Shinzo Abe, Japan’s longest-serving leader, to resign due to illness


TOKYO – Japanese Prime Minister Shinzo Abe will resign over ill health, the country’s national broadcaster said Friday, just four days after breaking the record for the longest consecutive run as leader in Japanese history.

Mr Abe, 65, had been prime minister for almost eight years, a major achievement in a country accustomed to high turnover in the top job. During his tenure, he oversaw Japan’s recovery from a devastating earthquake, tsunami and nuclear disaster, restoring a semblance of economic health and cracking favor to an unpredictable American president, Donald J. Trump.

Yet despite his long tenure – his second stint as prime minister after taking office in 2006-7 – Mr Abe failed to achieve some of his signature goals. He could not install the pacifist constitution by American occupiers after the war, or secure the return of conflicting islands by both Japan and Russia, so the two countries could sign a peace treaty to officially end World War II.

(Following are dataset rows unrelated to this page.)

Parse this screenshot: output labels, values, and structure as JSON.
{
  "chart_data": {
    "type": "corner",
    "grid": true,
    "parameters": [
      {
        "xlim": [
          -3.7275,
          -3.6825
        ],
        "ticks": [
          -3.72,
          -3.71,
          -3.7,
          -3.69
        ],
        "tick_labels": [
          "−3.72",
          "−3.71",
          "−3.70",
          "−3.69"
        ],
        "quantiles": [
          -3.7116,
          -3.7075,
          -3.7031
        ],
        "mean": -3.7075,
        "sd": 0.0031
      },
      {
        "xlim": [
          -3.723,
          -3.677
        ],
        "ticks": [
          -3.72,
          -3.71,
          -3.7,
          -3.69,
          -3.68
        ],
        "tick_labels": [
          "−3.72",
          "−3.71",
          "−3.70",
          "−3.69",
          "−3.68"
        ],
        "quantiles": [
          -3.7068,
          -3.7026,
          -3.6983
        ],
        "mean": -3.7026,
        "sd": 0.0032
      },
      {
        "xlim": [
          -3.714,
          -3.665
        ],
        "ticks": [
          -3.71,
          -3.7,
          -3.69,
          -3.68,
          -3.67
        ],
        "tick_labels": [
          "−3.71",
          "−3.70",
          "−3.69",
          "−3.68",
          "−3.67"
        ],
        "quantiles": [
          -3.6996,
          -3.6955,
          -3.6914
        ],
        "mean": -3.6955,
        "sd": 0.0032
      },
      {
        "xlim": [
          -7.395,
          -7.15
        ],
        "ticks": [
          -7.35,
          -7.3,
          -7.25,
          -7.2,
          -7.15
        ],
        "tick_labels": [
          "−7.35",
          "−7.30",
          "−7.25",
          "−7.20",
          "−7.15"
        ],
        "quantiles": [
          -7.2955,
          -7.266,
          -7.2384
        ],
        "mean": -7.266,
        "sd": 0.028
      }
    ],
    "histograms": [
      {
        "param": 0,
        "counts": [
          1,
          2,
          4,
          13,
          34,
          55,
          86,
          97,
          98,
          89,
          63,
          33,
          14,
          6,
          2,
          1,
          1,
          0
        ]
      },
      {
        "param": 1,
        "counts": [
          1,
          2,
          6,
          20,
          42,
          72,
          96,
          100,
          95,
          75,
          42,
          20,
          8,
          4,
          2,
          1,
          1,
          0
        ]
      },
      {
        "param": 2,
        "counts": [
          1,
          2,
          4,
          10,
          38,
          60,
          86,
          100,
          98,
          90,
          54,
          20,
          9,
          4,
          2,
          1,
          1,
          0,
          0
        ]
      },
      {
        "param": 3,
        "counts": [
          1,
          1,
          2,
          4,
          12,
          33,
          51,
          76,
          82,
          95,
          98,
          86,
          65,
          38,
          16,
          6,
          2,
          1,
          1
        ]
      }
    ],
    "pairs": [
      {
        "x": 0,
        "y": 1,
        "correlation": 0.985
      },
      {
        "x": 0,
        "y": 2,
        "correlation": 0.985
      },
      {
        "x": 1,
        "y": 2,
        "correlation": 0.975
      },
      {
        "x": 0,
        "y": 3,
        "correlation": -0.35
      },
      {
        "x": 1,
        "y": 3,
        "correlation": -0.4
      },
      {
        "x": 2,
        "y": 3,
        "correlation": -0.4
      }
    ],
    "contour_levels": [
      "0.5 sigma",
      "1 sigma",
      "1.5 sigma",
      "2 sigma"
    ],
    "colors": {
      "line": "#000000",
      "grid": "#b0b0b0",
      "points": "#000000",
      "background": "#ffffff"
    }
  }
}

The Japanese news media have been speculating for weeks about Mr Abe’s health, especially after he made public appearances significantly as a new wave of coronavirus infections broke out in clusters across the country. When Mr. Abe visited a hospital twice during the week, the rumor mill went into overdrive.

Earlier on Friday, Mr Abe’s cabinet secretary Yoshihide Suga had reassured reporters that Mr Abe had intended to remain in office. “The prime minister himself has said he wants to work hard again from now on, and I see him every day,” Mr Suga said in a newsletter, saying the prime minister’s health “remains unchanged.”

Mr Abe, the grandson of a prime minister accused of war crimes and the son of a former foreign minister, began his first year-long term as prime minister in 2006. When he resigned in 2007 under a cloud of scandal, he he the debilitating effects of ulcerative colitis, an intestinal disease.

During his second term in office, which began in late 2012, Mr Abe survived a number of influential peddling scandals and ran several elections. In 2015, he pushed through controversial security legislation that allowed Japanese troops to participate in overseas combat missions alongside allied troops, as part of ‘collective self-defense’.

His political power reached a peak in 2017, when his party won a landslide victory that gave it, along with its coalition partners, two-thirds of the seats in parliament. That was the supremacy needed to push through a constitutional revision, but Mr Abe never made that dream come true, with public opposition to such a change remaining high.

Mr Abe, who was in office when Tokyo won his bid to host the 2020 Summer Olympics, resigned before he could chair the Games, which were postponed to 2021 due to the pandemic.

By the time of his dismissal, Mr. Abe was an enormously unpopular leader whose rejection ratings at their highest level had risen since he began his second term.

The public was dissatisfied with its administration’s coronavirus treatment, in particular its effects on the economy, thereby erasing what it could achieve under its economic platform, known as “Abenomics.”

Under that program, Mr. Abe had managed a triangular plan of monetary relief, fiscal stimulus and business reform. Most of their promises of business reform – including efforts to empower women, reduce the impact of nepotism, and change changing work cultures – have remained unfulfilled.

If he had remained in office, his term would expire in September 2021.